融合进化算法和深度强化学习的飞行器制导控制一体化

Aiming at the challenging problem of guidance and control for hypersonic flight vehicles under external disturbances and model uncertainties, this paper proposes an evolutionary reinforcement learning framework that integrates the twin delayed deep deterministic policy gradient and cross-entropy method (CEM). First, the motion model and integrated guidance and control model of the hypersonic flight vehicle are constructed. Second, the multi-constraint control problem in complex disturbed environments is transformed into a reinforcement learning decision optimization process. Leveraging the model-free, data-driven nature of deep reinforcement learning, an end-to-end mapping mechanism from state observations to rudder deflection commands is established. Meanwhile, a CEM-based action space sampling mechanism is introduced, which screens elite candidate action sets through the Q-value maximization criterion and uses the value function to guide the direction of evolutionary search.
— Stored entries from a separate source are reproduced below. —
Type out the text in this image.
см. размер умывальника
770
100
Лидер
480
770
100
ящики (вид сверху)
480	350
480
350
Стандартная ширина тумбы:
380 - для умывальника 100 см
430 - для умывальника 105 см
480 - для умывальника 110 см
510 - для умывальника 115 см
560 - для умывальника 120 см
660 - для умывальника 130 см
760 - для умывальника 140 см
This effectively overcomes the defects of inefficient and highly blind exploration in traditional reinforcement learning and improves sample utilization efficiency. Finally, simulation results show that the proposed algorithm can adapt to variable mission flight conditions such as initial altitude deviations of ±300 m, velocity deviations of ±200 m/s, and aerodynamic parameter uncertainties of ±40%. It also significantly outperforms traditional control methods in core indicators such as terminal control accuracy and robustness.